Posted by on September 27, 2013 in Equine, News | 0 comments

FAQ answered by Christina Smith

PFC Christina Smith ARNG, a native Californian, grew up in Orange County, and rode horses at the Rocking T Ranch. As her interest in horses expanded, she taught lessons at Fun With Horses in Anaheim, and rode Police Horse Officers on the side. In 2011, Christina joined the Army National Guard, where she was transferred to Fort Sill, Oklahoma for training. Once back in California, she met and married Cpl Cole Smith, USMC (ret), who received his Purple Heart for injuries incurred while on duty in Afghanistan. Cole’s story has brought Christina to Rising Phoenix Equine Rehabilitation, where she has become passionate about equine assisted therapy for veterans and current service personnel.

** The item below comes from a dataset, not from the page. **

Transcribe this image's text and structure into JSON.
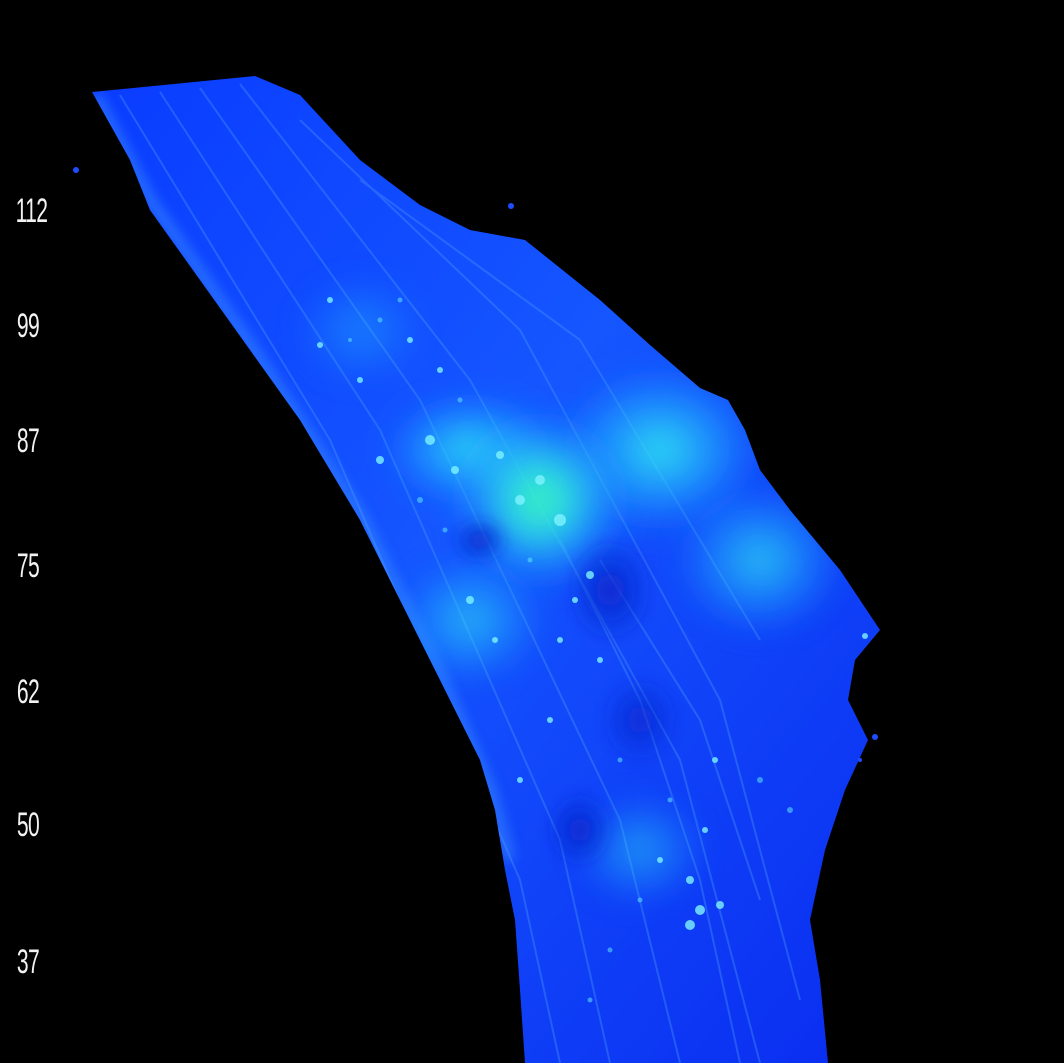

Christina has seen great improvement from the use of equine therapy in physically and mentally disabled adults from exposure to equine therapy during her instructing years. She has recently seen her husband, Cole, display a calm and relaxed demeanor around the horses when minutes earlier he was stressed and agitated. We encourage all who are interested to schedule a visit to the farm to see the facilities and the positive atmosphere that the farm provides.

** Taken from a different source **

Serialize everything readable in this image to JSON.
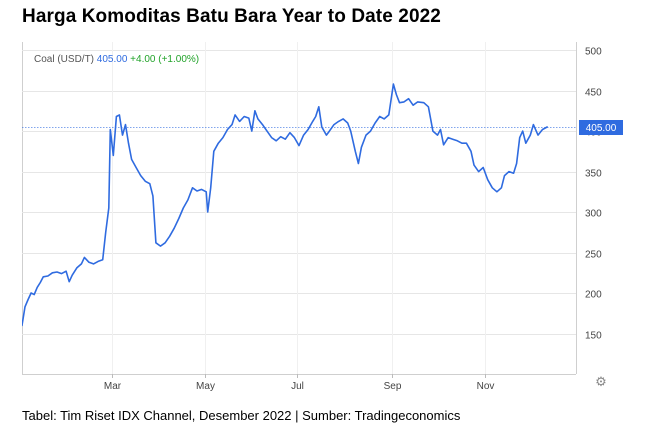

How will active duty members and veterans get to the farm?

We have set up services through the DAV, The Military Order of the Purple Heart and other volunteers to provide transportation for the service members and veterans to the farm. Also, participants are able to take their POV, if they prefer.

How will we know that participant confidentiality is kept?

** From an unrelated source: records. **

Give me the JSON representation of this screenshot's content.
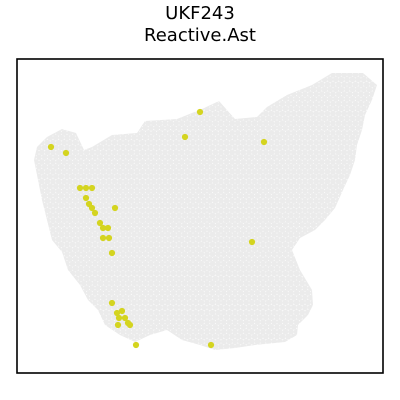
{
  "chart_data": {
    "type": "scatter",
    "title": "UKF243",
    "subtitle": "Reactive.Ast",
    "xlabel": "",
    "ylabel": "",
    "axes_ticks": false,
    "grid": false,
    "legend": "none",
    "colors": {
      "background_spot": "#ebebeb",
      "highlight_spot": "#d4d41f",
      "frame": "#000000"
    },
    "tissue_outline": [
      [
        37,
        147
      ],
      [
        47,
        137
      ],
      [
        62,
        129
      ],
      [
        76,
        133
      ],
      [
        84,
        150
      ],
      [
        92,
        147
      ],
      [
        112,
        135
      ],
      [
        137,
        133
      ],
      [
        145,
        121
      ],
      [
        177,
        119
      ],
      [
        202,
        109
      ],
      [
        219,
        101
      ],
      [
        235,
        119
      ],
      [
        257,
        117
      ],
      [
        267,
        107
      ],
      [
        287,
        95
      ],
      [
        312,
        85
      ],
      [
        332,
        73
      ],
      [
        363,
        73
      ],
      [
        377,
        85
      ],
      [
        372,
        100
      ],
      [
        365,
        115
      ],
      [
        362,
        130
      ],
      [
        357,
        145
      ],
      [
        355,
        160
      ],
      [
        350,
        175
      ],
      [
        343,
        190
      ],
      [
        335,
        208
      ],
      [
        325,
        220
      ],
      [
        315,
        230
      ],
      [
        300,
        238
      ],
      [
        292,
        250
      ],
      [
        300,
        270
      ],
      [
        312,
        290
      ],
      [
        313,
        305
      ],
      [
        308,
        315
      ],
      [
        298,
        325
      ],
      [
        297,
        335
      ],
      [
        285,
        342
      ],
      [
        255,
        345
      ],
      [
        235,
        348
      ],
      [
        215,
        350
      ],
      [
        200,
        345
      ],
      [
        182,
        340
      ],
      [
        167,
        330
      ],
      [
        150,
        335
      ],
      [
        135,
        342
      ],
      [
        120,
        335
      ],
      [
        105,
        325
      ],
      [
        98,
        310
      ],
      [
        88,
        300
      ],
      [
        80,
        285
      ],
      [
        68,
        270
      ],
      [
        62,
        252
      ],
      [
        52,
        240
      ],
      [
        47,
        220
      ],
      [
        42,
        200
      ],
      [
        38,
        180
      ],
      [
        34,
        160
      ]
    ],
    "highlighted_spots": [
      [
        200,
        112
      ],
      [
        185,
        137
      ],
      [
        264,
        142
      ],
      [
        51,
        147
      ],
      [
        66,
        153
      ],
      [
        80,
        188
      ],
      [
        86,
        188
      ],
      [
        92,
        188
      ],
      [
        86,
        198
      ],
      [
        89,
        204
      ],
      [
        92,
        208
      ],
      [
        95,
        213
      ],
      [
        115,
        208
      ],
      [
        100,
        223
      ],
      [
        103,
        228
      ],
      [
        108,
        228
      ],
      [
        103,
        238
      ],
      [
        109,
        238
      ],
      [
        112,
        253
      ],
      [
        252,
        242
      ],
      [
        112,
        303
      ],
      [
        117,
        313
      ],
      [
        122,
        311
      ],
      [
        119,
        318
      ],
      [
        125,
        318
      ],
      [
        128,
        323
      ],
      [
        118,
        325
      ],
      [
        130,
        325
      ],
      [
        136,
        345
      ],
      [
        211,
        345
      ]
    ],
    "xlim": [
      17,
      383
    ],
    "ylim": [
      58,
      373
    ]
  }
}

All our staff is required to sign confidentiality agreements for the protection and safety of our participants. No private or group classes outside of the program are scheduled during class times to assure that no distractions occur and confidentiality is kept.

How will I be able to track my patients progress?

All observations by our EAGALA certified therapists will be relayed to the providers via the media of your choosing (email, letter, phone call, etc.) We understand that communication with the providers is essential to track the participants progress and adjust the plan of action as necessary. We encourage our participants to discuss their experiences with their providers to promote proper paths of communication. We also encourage the providers to ask questions of our therapists to insure that they are completely involved.

Will there always be an EGALA certified therapist present?!

If an EAGALA certified therapist is unable to be present during the program hours, certified social workers from the San Marcos Veterans Service will take their place to assure that a qualified professional is present to observe the participants and insure that they will be provided adequate emotional and mental support. All observations will then be relayed to the provider by the social worker, so that at no time will the provider be unaware of their patients progress.

Who else is involved in the classes?

In addition to the certified EAGALA therapist, an EAGALA trained equine specialist is also required to monitor the horses behaviors and reactions to the participants and ultimately assure that safety is the top priority at all times. Other staff of the Rising Phoenix Equine Rehabilitation Center may be utilized to assure that proper care is taken with horses that may have certain disabilities, limitations or injuries from which they are currently recovering, but will not be involved with any assessments of the participants themselves. They are strictly there to aid the horses and are bound to confidentiality agreements for the privacy of the veterans and service members.

How are horses different from other animals?

Like many other animals, horses are compassionate, empathetic and able to reflect the feelings of their handlers. What makes horses different are their sheer size. A 1200 lb animal that is gentle and submissive enough to allow 200 lb humans to lead, groom, and ride them allows the handler to display a unique confidence that is not found in people who handle much smaller creatures. By allowing the participants to connect with a creature that displays many of the same reactions of men and women with PTSD, such as hyper vigilance, the service members are able to observe the horses behaviors and create a deep bond that builds trust and teaches them coping skills that other more dominant or extroverted animals simply cannot emulate.